PRECARI DELLA SCUOLA
L’attuale governo ha sottratto 8 miliardi di euro alla scuola pubblica in 3 anni. Siamo già al secondo anno e circa 80mila tra insegnanti e collaboratori hanno perso il posto di lavoro. Il prossimo anno altri 50 mila. In totale saranno 130mila. Si tratta del licenziamento di massa più grande di tutta la storia della repubblica. A farne le spese sono i precari e gli alunni. Meno ore di lezione in tutti gli ordini di scuola, più alunni per classe, riduzione delle ore di sostegno agli alunni disabili.
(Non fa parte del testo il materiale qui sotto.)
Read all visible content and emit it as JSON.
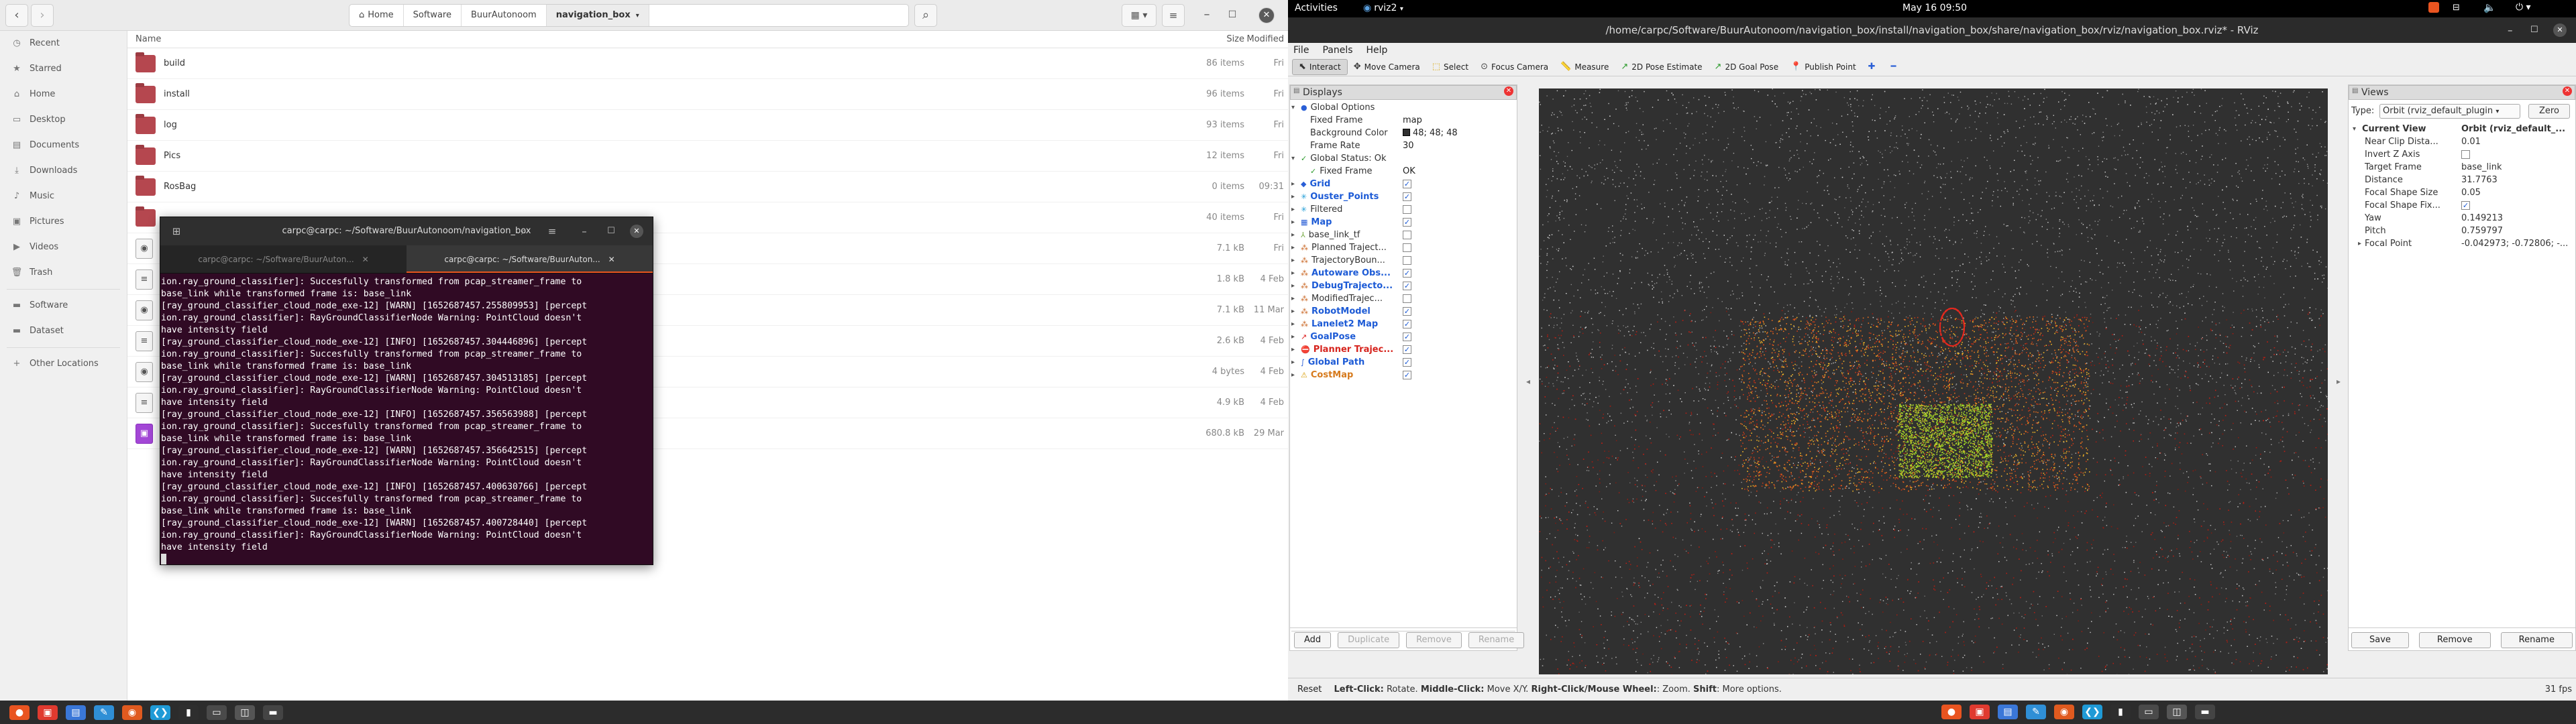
{
  "files": {
    "path": [
      "Home",
      "Software",
      "BuurAutonoom",
      "navigation_box"
    ],
    "columns": {
      "name": "Name",
      "size": "Size",
      "modified": "Modified"
    },
    "sidebar": [
      {
        "label": "Recent",
        "icon": "clock-icon"
      },
      {
        "label": "Starred",
        "icon": "star-icon"
      },
      {
        "label": "Home",
        "icon": "home-icon"
      },
      {
        "label": "Desktop",
        "icon": "desktop-icon"
      },
      {
        "label": "Documents",
        "icon": "document-icon"
      },
      {
        "label": "Downloads",
        "icon": "download-icon"
      },
      {
        "label": "Music",
        "icon": "music-icon"
      },
      {
        "label": "Pictures",
        "icon": "picture-icon"
      },
      {
        "label": "Videos",
        "icon": "video-icon"
      },
      {
        "label": "Trash",
        "icon": "trash-icon"
      },
      {
        "label": "Software",
        "icon": "folder-icon"
      },
      {
        "label": "Dataset",
        "icon": "folder-icon"
      },
      {
        "label": "Other Locations",
        "icon": "plus-icon"
      }
    ],
    "rows": [
      {
        "name": "build",
        "size": "86 items",
        "modified": "Fri",
        "kind": "folder"
      },
      {
        "name": "install",
        "size": "96 items",
        "modified": "Fri",
        "kind": "folder"
      },
      {
        "name": "log",
        "size": "93 items",
        "modified": "Fri",
        "kind": "folder"
      },
      {
        "name": "Pics",
        "size": "12 items",
        "modified": "Fri",
        "kind": "folder"
      },
      {
        "name": "RosBag",
        "size": "0 items",
        "modified": "09:31",
        "kind": "folder"
      },
      {
        "name": "",
        "size": "40 items",
        "modified": "Fri",
        "kind": "folder"
      },
      {
        "name": "",
        "size": "7.1 kB",
        "modified": "Fri",
        "kind": "file"
      },
      {
        "name": "",
        "size": "1.8 kB",
        "modified": "4 Feb",
        "kind": "file"
      },
      {
        "name": "",
        "size": "7.1 kB",
        "modified": "11 Mar",
        "kind": "file"
      },
      {
        "name": "",
        "size": "2.6 kB",
        "modified": "4 Feb",
        "kind": "file"
      },
      {
        "name": "",
        "size": "4 bytes",
        "modified": "4 Feb",
        "kind": "file"
      },
      {
        "name": "",
        "size": "4.9 kB",
        "modified": "4 Feb",
        "kind": "file"
      },
      {
        "name": "",
        "size": "680.8 kB",
        "modified": "29 Mar",
        "kind": "image"
      }
    ]
  },
  "terminal": {
    "title": "carpc@carpc: ~/Software/BuurAutonoom/navigation_box",
    "tabs": [
      "carpc@carpc: ~/Software/BuurAuton...",
      "carpc@carpc: ~/Software/BuurAuton..."
    ],
    "lines": [
      "ion.ray_ground_classifier]: Succesfully transformed from pcap_streamer_frame to",
      "base_link while transformed frame is: base_link",
      "[ray_ground_classifier_cloud_node_exe-12] [WARN] [1652687457.255809953] [percept",
      "ion.ray_ground_classifier]: RayGroundClassifierNode Warning: PointCloud doesn't",
      "have intensity field",
      "[ray_ground_classifier_cloud_node_exe-12] [INFO] [1652687457.304446896] [percept",
      "ion.ray_ground_classifier]: Succesfully transformed from pcap_streamer_frame to",
      "base_link while transformed frame is: base_link",
      "[ray_ground_classifier_cloud_node_exe-12] [WARN] [1652687457.304513185] [percept",
      "ion.ray_ground_classifier]: RayGroundClassifierNode Warning: PointCloud doesn't",
      "have intensity field",
      "[ray_ground_classifier_cloud_node_exe-12] [INFO] [1652687457.356563988] [percept",
      "ion.ray_ground_classifier]: Succesfully transformed from pcap_streamer_frame to",
      "base_link while transformed frame is: base_link",
      "[ray_ground_classifier_cloud_node_exe-12] [WARN] [1652687457.356642515] [percept",
      "ion.ray_ground_classifier]: RayGroundClassifierNode Warning: PointCloud doesn't",
      "have intensity field",
      "[ray_ground_classifier_cloud_node_exe-12] [INFO] [1652687457.400630766] [percept",
      "ion.ray_ground_classifier]: Succesfully transformed from pcap_streamer_frame to",
      "base_link while transformed frame is: base_link",
      "[ray_ground_classifier_cloud_node_exe-12] [WARN] [1652687457.400728440] [percept",
      "ion.ray_ground_classifier]: RayGroundClassifierNode Warning: PointCloud doesn't",
      "have intensity field"
    ]
  },
  "topbar": {
    "activities": "Activities",
    "app": "rviz2",
    "clock": "May 16  09:50"
  },
  "rviz": {
    "title": "/home/carpc/Software/BuurAutonoom/navigation_box/install/navigation_box/share/navigation_box/rviz/navigation_box.rviz* - RViz",
    "menu": [
      "File",
      "Panels",
      "Help"
    ],
    "tools": [
      {
        "label": "Interact",
        "icon": "cursor-icon",
        "active": true
      },
      {
        "label": "Move Camera",
        "icon": "camera-icon"
      },
      {
        "label": "Select",
        "icon": "select-icon"
      },
      {
        "label": "Focus Camera",
        "icon": "focus-icon"
      },
      {
        "label": "Measure",
        "icon": "ruler-icon"
      },
      {
        "label": "2D Pose Estimate",
        "icon": "pose-icon"
      },
      {
        "label": "2D Goal Pose",
        "icon": "goal-icon"
      },
      {
        "label": "Publish Point",
        "icon": "pin-icon"
      }
    ],
    "displays_title": "Displays",
    "displays": [
      {
        "label": "Global Options",
        "indent": 0,
        "arrow": "▾",
        "icon": "●"
      },
      {
        "label": "Fixed Frame",
        "indent": 1,
        "value": "map"
      },
      {
        "label": "Background Color",
        "indent": 1,
        "value": "48; 48; 48",
        "swatch": "#303030"
      },
      {
        "label": "Frame Rate",
        "indent": 1,
        "value": "30"
      },
      {
        "label": "Global Status: Ok",
        "indent": 0,
        "arrow": "▾",
        "icon": "✓"
      },
      {
        "label": "Fixed Frame",
        "indent": 1,
        "value": "OK",
        "icon": "✓"
      },
      {
        "label": "Grid",
        "indent": 0,
        "arrow": "▸",
        "cls": "blue",
        "check": true,
        "icon": "◆"
      },
      {
        "label": "Ouster_Points",
        "indent": 0,
        "arrow": "▸",
        "cls": "blue",
        "check": true,
        "icon": "✳"
      },
      {
        "label": "Filtered",
        "indent": 0,
        "arrow": "▸",
        "check": false,
        "icon": "✳"
      },
      {
        "label": "Map",
        "indent": 0,
        "arrow": "▸",
        "cls": "blue",
        "check": true,
        "icon": "▦"
      },
      {
        "label": "base_link_tf",
        "indent": 0,
        "arrow": "▸",
        "check": false,
        "icon": "⅄"
      },
      {
        "label": "Planned Traject...",
        "indent": 0,
        "arrow": "▸",
        "check": false,
        "icon": "⁂"
      },
      {
        "label": "TrajectoryBoun...",
        "indent": 0,
        "arrow": "▸",
        "check": false,
        "icon": "⁂"
      },
      {
        "label": "Autoware Obs...",
        "indent": 0,
        "arrow": "▸",
        "cls": "blue",
        "check": true,
        "icon": "⁂"
      },
      {
        "label": "DebugTrajecto...",
        "indent": 0,
        "arrow": "▸",
        "cls": "blue",
        "check": true,
        "icon": "⁂"
      },
      {
        "label": "ModifiedTrajec...",
        "indent": 0,
        "arrow": "▸",
        "check": false,
        "icon": "⁂"
      },
      {
        "label": "RobotModel",
        "indent": 0,
        "arrow": "▸",
        "cls": "blue",
        "check": true,
        "icon": "⁂"
      },
      {
        "label": "Lanelet2 Map",
        "indent": 0,
        "arrow": "▸",
        "cls": "blue",
        "check": true,
        "icon": "⁂"
      },
      {
        "label": "GoalPose",
        "indent": 0,
        "arrow": "▸",
        "cls": "blue",
        "check": true,
        "icon": "↗"
      },
      {
        "label": "Planner Trajec...",
        "indent": 0,
        "arrow": "▸",
        "cls": "red",
        "check": true,
        "icon": "⛔"
      },
      {
        "label": "Global Path",
        "indent": 0,
        "arrow": "▸",
        "cls": "blue",
        "check": true,
        "icon": "∫"
      },
      {
        "label": "CostMap",
        "indent": 0,
        "arrow": "▸",
        "cls": "orange",
        "check": true,
        "icon": "⚠"
      }
    ],
    "display_buttons": [
      {
        "label": "Add",
        "enabled": true
      },
      {
        "label": "Duplicate",
        "enabled": false
      },
      {
        "label": "Remove",
        "enabled": false
      },
      {
        "label": "Rename",
        "enabled": false
      }
    ],
    "views_title": "Views",
    "view_type_label": "Type:",
    "view_type": "Orbit (rviz_default_plugin",
    "zero": "Zero",
    "views": [
      {
        "label": "Current View",
        "value": "Orbit (rviz_default_...",
        "bold": true,
        "arrow": "▾"
      },
      {
        "label": "Near Clip Dista...",
        "value": "0.01"
      },
      {
        "label": "Invert Z Axis",
        "value": "",
        "check": false
      },
      {
        "label": "Target Frame",
        "value": "base_link"
      },
      {
        "label": "Distance",
        "value": "31.7763"
      },
      {
        "label": "Focal Shape Size",
        "value": "0.05"
      },
      {
        "label": "Focal Shape Fix...",
        "value": "",
        "check": true
      },
      {
        "label": "Yaw",
        "value": "0.149213"
      },
      {
        "label": "Pitch",
        "value": "0.759797"
      },
      {
        "label": "Focal Point",
        "value": "-0.042973; -0.72806; -...",
        "arrow": "▸"
      }
    ],
    "view_buttons": [
      "Save",
      "Remove",
      "Rename"
    ],
    "status": {
      "reset": "Reset",
      "hint_bold1": "Left-Click:",
      "hint1": " Rotate. ",
      "hint_bold2": "Middle-Click:",
      "hint2": " Move X/Y. ",
      "hint_bold3": "Right-Click/Mouse Wheel:",
      "hint3": ": Zoom. ",
      "hint_bold4": "Shift",
      "hint4": ": More options.",
      "fps": "31 fps"
    }
  }
}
Si risparmia sulla pelle delle future generazioni offrendo loro una scuola di bassissima qualità.
L’unico obiettivo della controriforma Gelmini è fare cassa e affidare la gestione delle scuole a privati ed aziende privando i lavoratori dei più elementari diritti.

OPERATORI SOCIALI
Gli operatori sociali napoletani lottano da anni contro i continui ritardi nei pagamenti degli stipendi e la precarietà dei contratti di lavoro che ha ridotto i salari, cancellato diritti fondamentali e aumentato l'instabilità delle posizioni lavorative. Nelle ultime settimane sono in mobilitazione contro il blocco degli stipendi per gli operatori della psichiatria e del Progetto “Chance regionale” e contro i tagli alle politiche sociali previsti dalla manovra correttiva e dalla nuova giunta regionale.